General laborer Travis Cook starts to hammer together the beginning of the foundation for the new addition onto the school. Cook works for Graham Construction and is just one of the workers who is constructing the new addition to the high school.

Students stroll into their science classrooms filled with equipment and educational trinkets to chat with their friends before taking their seats to complete their warm-up. Many of these students are unaware that soon science teachers will start to pack up everything and move into their improved classrooms located in the new addition of the school which is being managed by the company Wolgast. The change of location will affect both science teachers and students because the plan is to move into the new classrooms during second semester.

Although the exact time of the move is not official, teachers have a general idea of when they will be packing up and moving.

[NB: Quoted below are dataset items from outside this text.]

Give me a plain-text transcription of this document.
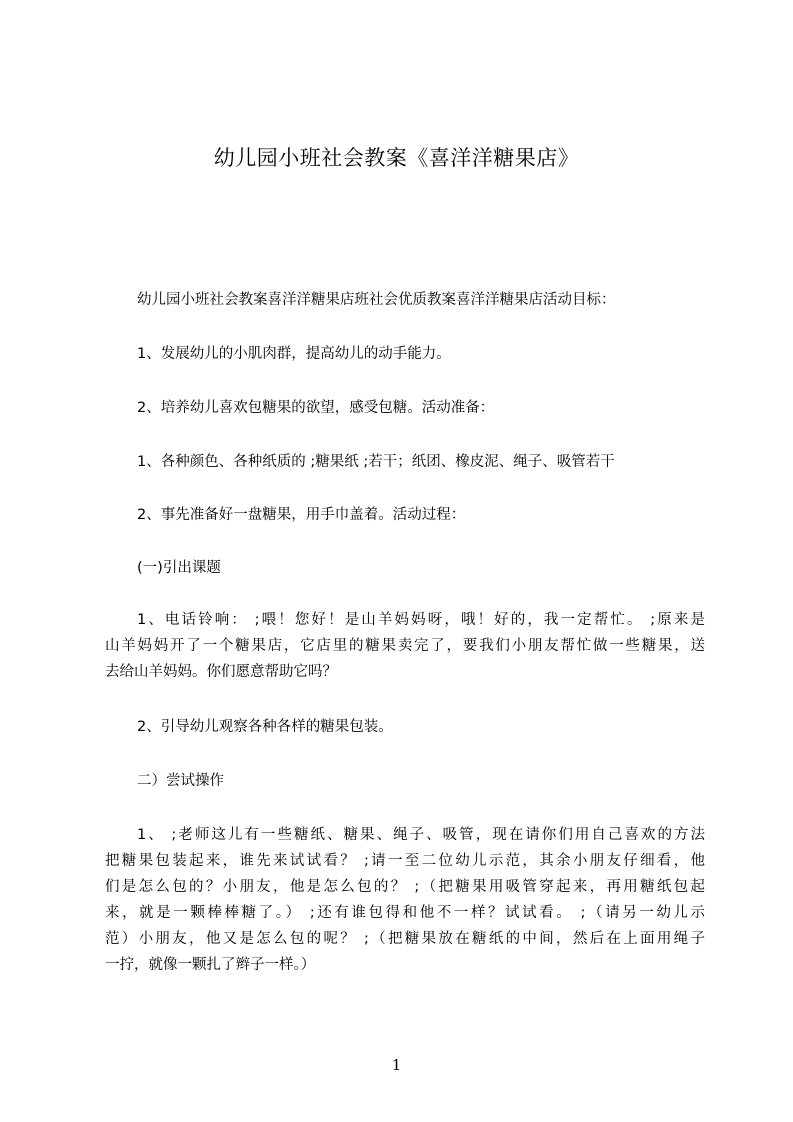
幼儿园小班社会教案《喜洋洋糖果店》
幼儿园小班社会教案喜洋洋糖果店班社会优质教案喜洋洋糖果店活动目标：
1、发展幼儿的小肌肉群，提高幼儿的动手能力。
2、培养幼儿喜欢包糖果的欲望，感受包糖。活动准备：
1、各种颜色、各种纸质的 ;糖果纸 ;若干；纸团、橡皮泥、绳子、吸管若干
2、事先准备好一盘糖果，用手巾盖着。活动过程：
(一)引出课题
1、电话铃响： ;喂！您好！是山羊妈妈呀，哦！好的，我一定帮忙。 ;原来是
山羊妈妈开了一个糖果店，它店里的糖果卖完了，要我们小朋友帮忙做一些糖果，送
去给山羊妈妈。你们愿意帮助它吗？
2、引导幼儿观察各种各样的糖果包装。
二）尝试操作
1、 ;老师这儿有一些糖纸、糖果、绳子、吸管，现在请你们用自己喜欢的方法
把糖果包装起来，谁先来试试看？ ;请一至二位幼儿示范，其余小朋友仔细看，他
们是怎么包的？小朋友，他是怎么包的？ ;（把糖果用吸管穿起来，再用糖纸包起
来，就是一颗棒棒糖了。） ;还有谁包得和他不一样？试试看。 ;（请另一幼儿示
范）小朋友，他又是怎么包的呢？ ;（把糖果放在糖纸的中间，然后在上面用绳子
一拧，就像一颗扎了辫子一样。）
1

“Originally, we were told it would probably be the summer, and then I just heard that spring break is a possibility,” physics teacher Bryan Tasior said. “I didn’t realize it was ‘gonna be during the school year, which would make it difficult. In a science classroom you have a lot of equipment to move, so I can only imagine how many hours it’s ‘gonna take me to completely move everything from here into a new room and set it up for my students.”

The move will mainly affect students in second semester science classes. According to principal Richard Cook, the addition is only going to be science classrooms. However, some science students are not worried about the move.

“I don’t think it will really affect anything because Mr. Trapp is a good teacher, so I’m sure he can run with it and figure something out to make it easier on us,” junior and AP biology student Ayleana Crabtree said.

Although the move will take time, starting the construction during the school year will be more beneficial to students than starting in the summer.

“There’s a lot of work involved with planning and prep, but it’s well worth it,” Jeffrey Trapp, anatomy and physiology, biology and AP biology teacher said. “Next year, hopefully, we’ll be able to start right from day one in new classrooms, and that will make the transition that much more worth it as far as dealing with changing this year and making it a lot better next year.”